Nashville cats, play wild as mountain dew

Nashville cats, been playin’ since they’s babies

Nashville cats, get work before they’re two

–The Lovin’ Spoonfull

The lower end of Broadway Street in Nashville is a lot like Spring Break in Florida. Except that it goes on every day of the year. To the casual observer, Nashville seems to be a town of talented musicians and drunken twenty-somethings. I mean this in a good way.

I have lots to show you from our two-day visit to Music City. Too much for one ‘blog post. Let’s begin with the Country Music Hall of Fame and Museum.

Mary Anne and I were as much out of our wheelhouse as we would be at, say, the National Hockey Museum. It’s not that we hate country music or anything; we just don’t know much about its history or its stars. But we learned a lot about Country’s rural roots and its transformation into the sometimes glitzy art form it is today.

The tour begins on the top floor where the early days of Country are presented. Here we were introduced to Nuta Kotlyarenko, known professionally as Nudie Cohn. That’s Nudie below with Graham Parsons.

Nudie made a career for himself creating “Nudie Suits.” These are the fabulous over-the-top creations favored by anyone who is anyone in the Country scene. Here are a few…

The upper floor is mostly a series of exhibits about the evolution of country music and of some of the artists from various periods. The wall behind holds a collection of posters created by Hatch Show Print. The printing shop is adjacent to the museum; souvenir posters and tours are available.

Here you can see both the third floor with its “origins of Country” exhibits and the second floor which deals with contemporary Country.

Here are a few of the third-floor exhibits.

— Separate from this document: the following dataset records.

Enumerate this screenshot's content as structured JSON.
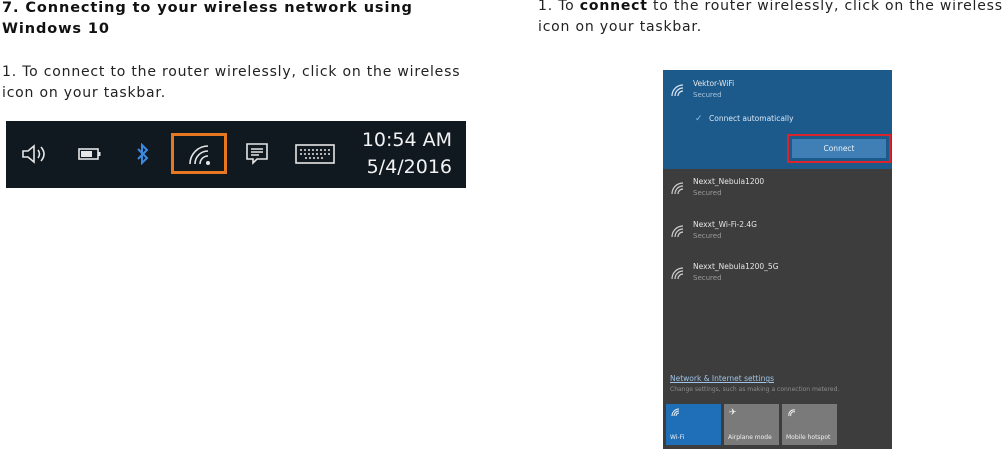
{
  "left": {
    "heading": "7. Connecting to your wireless network using Windows 10",
    "step_text": "1. To connect to the router wirelessly, click on the wireless icon on your taskbar."
  },
  "right": {
    "step_prefix": "1. To ",
    "step_bold": "connect",
    "step_suffix": " to the router wirelessly, click on the wireless icon on your taskbar."
  },
  "taskbar": {
    "icons": [
      "volume-icon",
      "battery-icon",
      "bluetooth-icon",
      "wifi-icon",
      "action-center-icon",
      "keyboard-icon"
    ],
    "time": "10:54 AM",
    "date": "5/4/2016",
    "highlight_color": "#e87722",
    "background": "#101820"
  },
  "flyout": {
    "background": "#3d3d3d",
    "active_background": "#1c5a8c",
    "highlight_color": "#d9242b",
    "selected": {
      "name": "Vektor-WiFi",
      "status": "Secured",
      "connect_automatically": "Connect automatically",
      "connect_button": "Connect"
    },
    "networks": [
      {
        "name": "Nexxt_Nebula1200",
        "status": "Secured"
      },
      {
        "name": "Nexxt_Wi-Fi-2.4G",
        "status": "Secured"
      },
      {
        "name": "Nexxt_Nebula1200_5G",
        "status": "Secured"
      }
    ],
    "settings_link": "Network & Internet settings",
    "settings_desc": "Change settings, such as making a connection metered.",
    "quick_actions": [
      {
        "label": "Wi-Fi",
        "icon": "wifi-icon",
        "active": true
      },
      {
        "label": "Airplane mode",
        "icon": "airplane-icon",
        "active": false
      },
      {
        "label": "Mobile hotspot",
        "icon": "hotspot-icon",
        "active": false
      }
    ]
  }
}
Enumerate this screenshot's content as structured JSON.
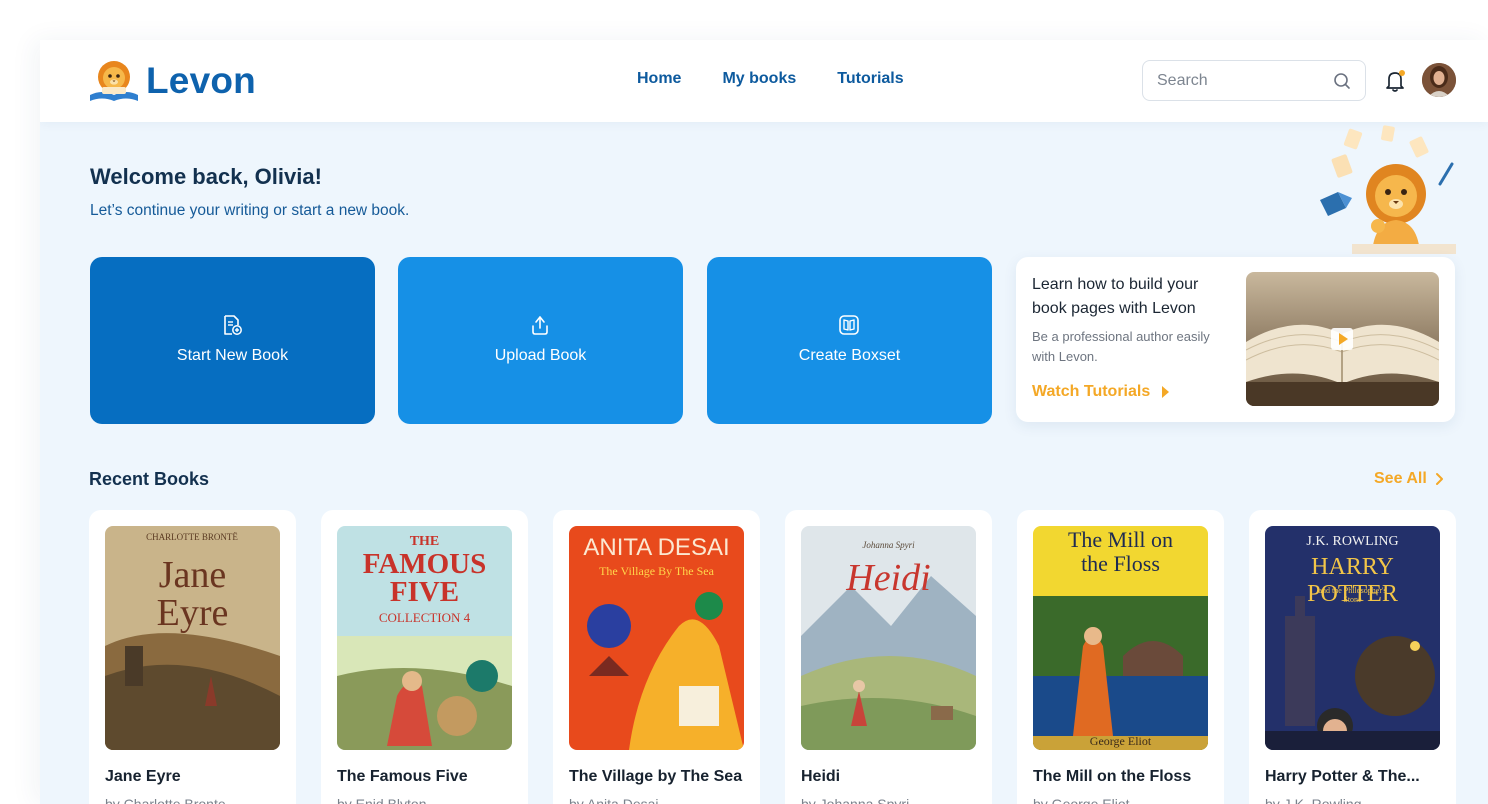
{
  "header": {
    "brand": "Levon",
    "nav": [
      "Home",
      "My books",
      "Tutorials"
    ],
    "search_placeholder": "Search"
  },
  "welcome": {
    "title": "Welcome back, Olivia!",
    "subtitle": "Let’s continue your writing or start a new book."
  },
  "actions": [
    {
      "label": "Start New Book",
      "icon": "new-book-icon",
      "color": "#066ec1"
    },
    {
      "label": "Upload Book",
      "icon": "upload-icon",
      "color": "#1690e6"
    },
    {
      "label": "Create Boxset",
      "icon": "book-icon",
      "color": "#1690e6"
    }
  ],
  "tutorial": {
    "title": "Learn how to build your book pages with Levon",
    "description": "Be a professional author easily with Levon.",
    "link": "Watch Tutorials"
  },
  "recent": {
    "title": "Recent Books",
    "see_all": "See All",
    "books": [
      {
        "title": "Jane Eyre",
        "author": "by Charlotte Bronte",
        "cover": {
          "top": "CHARLOTTE BRONTË",
          "main": "Jane Eyre",
          "bottom": ""
        }
      },
      {
        "title": "The Famous Five",
        "author": "by Enid Blyton",
        "cover": {
          "top": "THE",
          "main": "FAMOUS FIVE",
          "bottom": "COLLECTION 4"
        }
      },
      {
        "title": "The Village by The Sea",
        "author": "by Anita Desai",
        "cover": {
          "top": "ANITA DESAI",
          "main": "The Village By The Sea",
          "bottom": ""
        }
      },
      {
        "title": "Heidi",
        "author": "by Johanna Spyri",
        "cover": {
          "top": "Johanna Spyri",
          "main": "Heidi",
          "bottom": ""
        }
      },
      {
        "title": "The Mill on the Floss",
        "author": "by George Eliot",
        "cover": {
          "top": "",
          "main": "The Mill on the Floss",
          "bottom": "George Eliot"
        }
      },
      {
        "title": "Harry Potter & The...",
        "author": "by J.K. Rowling",
        "cover": {
          "top": "J.K. ROWLING",
          "main": "HARRY POTTER",
          "bottom": "and the Philosopher's Stone"
        }
      }
    ]
  },
  "colors": {
    "brand": "#0e62ad",
    "accent": "#f4a826",
    "primary": "#066ec1",
    "secondary": "#1690e6",
    "page_bg": "#eef6fd"
  }
}
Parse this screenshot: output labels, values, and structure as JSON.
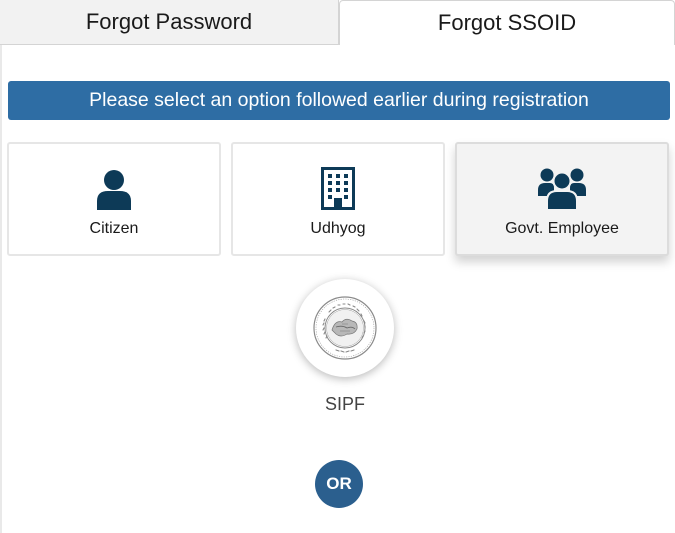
{
  "tabs": [
    {
      "label": "Forgot Password"
    },
    {
      "label": "Forgot SSOID"
    }
  ],
  "banner": {
    "text": "Please select an option followed earlier during registration"
  },
  "options": [
    {
      "label": "Citizen",
      "icon": "user-icon"
    },
    {
      "label": "Udhyog",
      "icon": "building-icon"
    },
    {
      "label": "Govt. Employee",
      "icon": "users-group-icon"
    }
  ],
  "sipf": {
    "label": "SIPF",
    "icon": "sipf-seal-logo"
  },
  "divider": {
    "text": "OR"
  },
  "colors": {
    "banner": "#2e6da4",
    "icon": "#0d3a57",
    "or_badge": "#2b5f8e"
  }
}
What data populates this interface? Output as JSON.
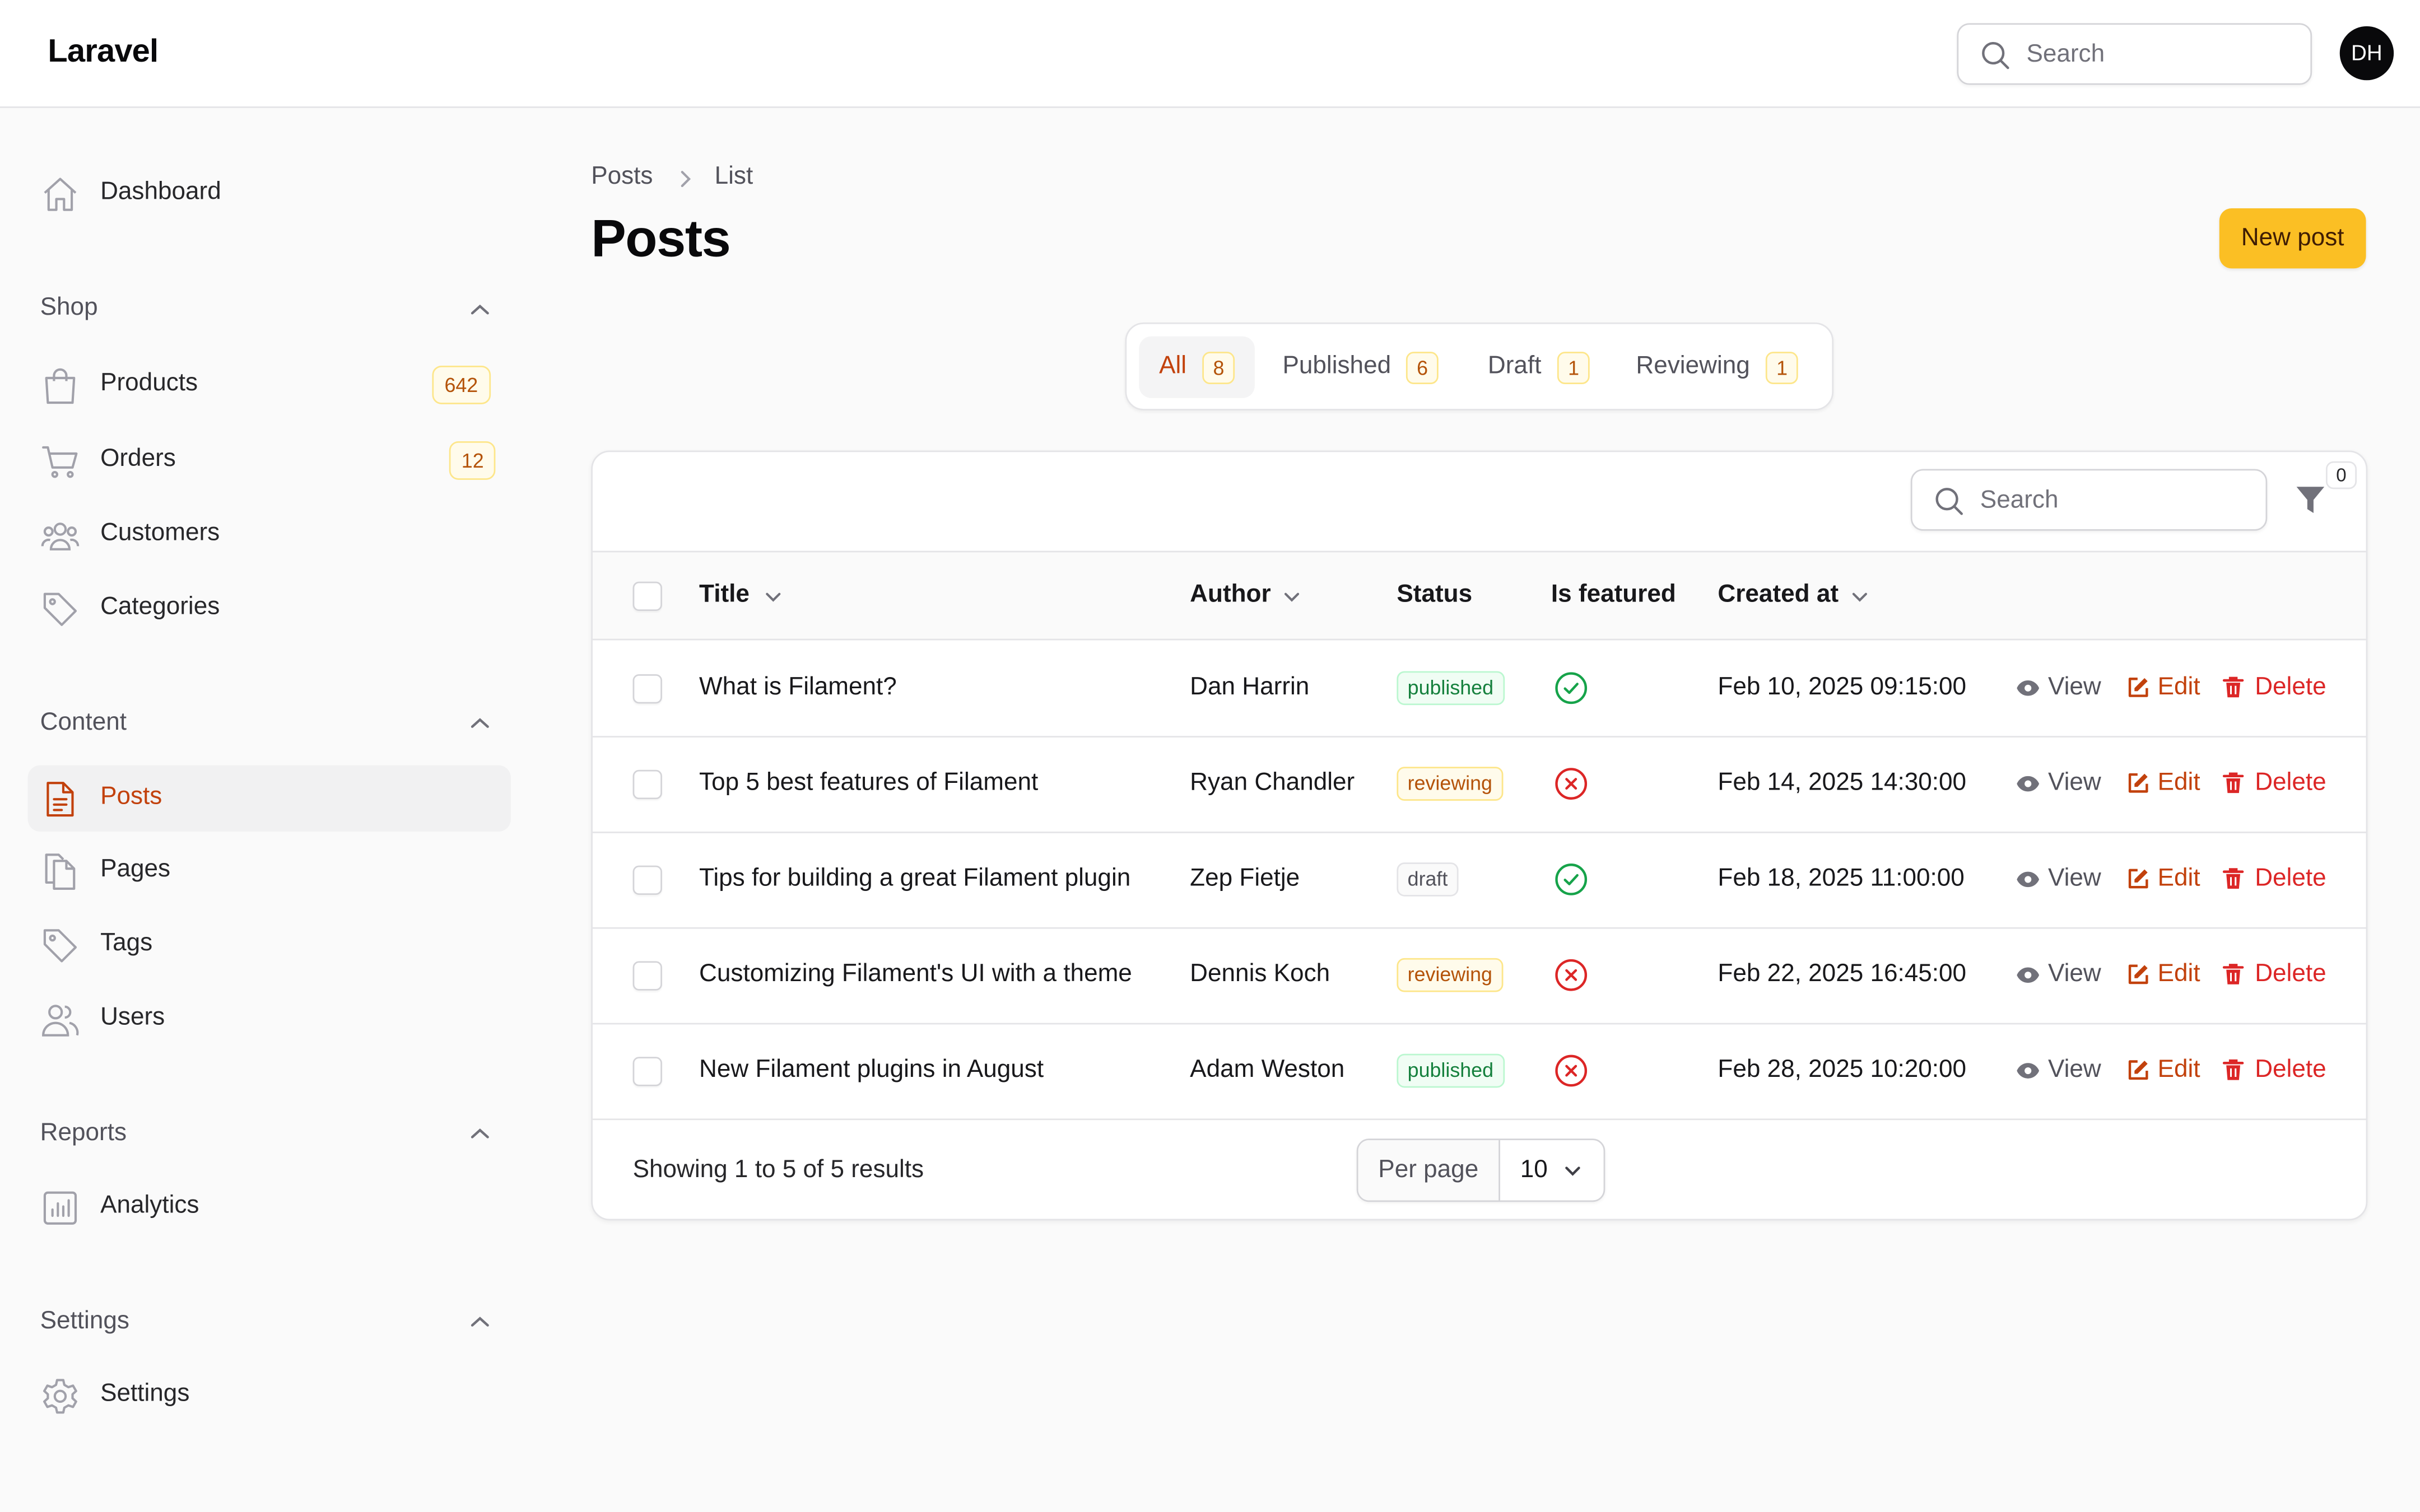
{
  "app": {
    "brand": "Laravel",
    "search_placeholder": "Search",
    "avatar_initials": "DH"
  },
  "sidebar": {
    "dashboard": "Dashboard",
    "groups": {
      "shop": "Shop",
      "content": "Content",
      "reports": "Reports",
      "settings": "Settings"
    },
    "items": {
      "products": {
        "label": "Products",
        "badge": "642"
      },
      "orders": {
        "label": "Orders",
        "badge": "12"
      },
      "customers": {
        "label": "Customers"
      },
      "categories": {
        "label": "Categories"
      },
      "posts": {
        "label": "Posts",
        "active": true
      },
      "pages": {
        "label": "Pages"
      },
      "tags": {
        "label": "Tags"
      },
      "users": {
        "label": "Users"
      },
      "analytics": {
        "label": "Analytics"
      },
      "settings": {
        "label": "Settings"
      }
    }
  },
  "breadcrumb": {
    "first": "Posts",
    "second": "List"
  },
  "page": {
    "title": "Posts",
    "new_button": "New post"
  },
  "tabs": [
    {
      "label": "All",
      "count": "8",
      "active": true
    },
    {
      "label": "Published",
      "count": "6"
    },
    {
      "label": "Draft",
      "count": "1"
    },
    {
      "label": "Reviewing",
      "count": "1"
    }
  ],
  "table": {
    "search_placeholder": "Search",
    "filter_count": "0",
    "columns": {
      "title": "Title",
      "author": "Author",
      "status": "Status",
      "featured": "Is featured",
      "created": "Created at"
    },
    "actions": {
      "view": "View",
      "edit": "Edit",
      "delete": "Delete"
    },
    "rows": [
      {
        "title": "What is Filament?",
        "author": "Dan Harrin",
        "status": "published",
        "featured": true,
        "created": "Feb 10, 2025 09:15:00"
      },
      {
        "title": "Top 5 best features of Filament",
        "author": "Ryan Chandler",
        "status": "reviewing",
        "featured": false,
        "created": "Feb 14, 2025 14:30:00"
      },
      {
        "title": "Tips for building a great Filament plugin",
        "author": "Zep Fietje",
        "status": "draft",
        "featured": true,
        "created": "Feb 18, 2025 11:00:00"
      },
      {
        "title": "Customizing Filament's UI with a theme",
        "author": "Dennis Koch",
        "status": "reviewing",
        "featured": false,
        "created": "Feb 22, 2025 16:45:00"
      },
      {
        "title": "New Filament plugins in August",
        "author": "Adam Weston",
        "status": "published",
        "featured": false,
        "created": "Feb 28, 2025 10:20:00"
      }
    ],
    "footer": {
      "summary": "Showing 1 to 5 of 5 results",
      "per_page_label": "Per page",
      "per_page_value": "10"
    }
  },
  "colors": {
    "accent": "#c2410c",
    "primary_button": "#fbbf24",
    "success": "#16a34a",
    "danger": "#dc2626"
  }
}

Descending to the second floor, we encountered this tasteful ride owned by singer Webb Pierce. The perfect vehicle to get you to your next school shooting.

The upholstery is cool: hand-tooled leather. Note the door handles and saddle and silver dollars on the center console.

The second floor also held historical instruments or ones owned by famous artists.

Who knew that Vox made amps in anything but black?

No prize for guessing that this was Dolly Parton’s dress.

The second floor and foyer hold gold and platinum records awarded to various Country artists.

Two unclassified photos that I couldn’t leave out: Mary Anne with a gigantic guitar and some guy’s top hat.

Finally, the Country Music Hall of Fame. It’s a circular room with the lyrics to the Carter Family’s “May The Circle Be Unbroken” inscribed on the wall.

I’m going to close with these two guys.

Pig Robbins was a great session piano player. You’ll have heard him on “Don’t It Make My Brown Eyes Blue” among other things.

Jimmie Davis, author of “You Are My Sunshine,” rode his musical fame to the Governorship of Louisana. He also rode his horse into the State Capitol and ruined an expensive marble floor.

It’s tempting to mock the voters of the Pelican State, but viewed through contemporary eyes old Jimmy is looking pretty good. At least he didn’t rape anyone or try to steal a national election.


  1. Nice post Steve, brings back old memories. I think I discovered my first *e……n watching the Porter Wagoner show! 😉 😉

    *didn’t know if I could print “erection” in a family blog

  2. Minnie Pearl!! Yesss!! Loved that VOX speaker color. Getting that color of paint now . . .
    Love, MEB

  3. Thanks so much for the interesting tour, Steve. My son, Michael, is a contemporary country music fan, and so I’ve listened to a lot of it when I’m with him, and I enjoy it. I’d love to visit Nashville because I’m a music fan, and it looks like an interesting place to visit.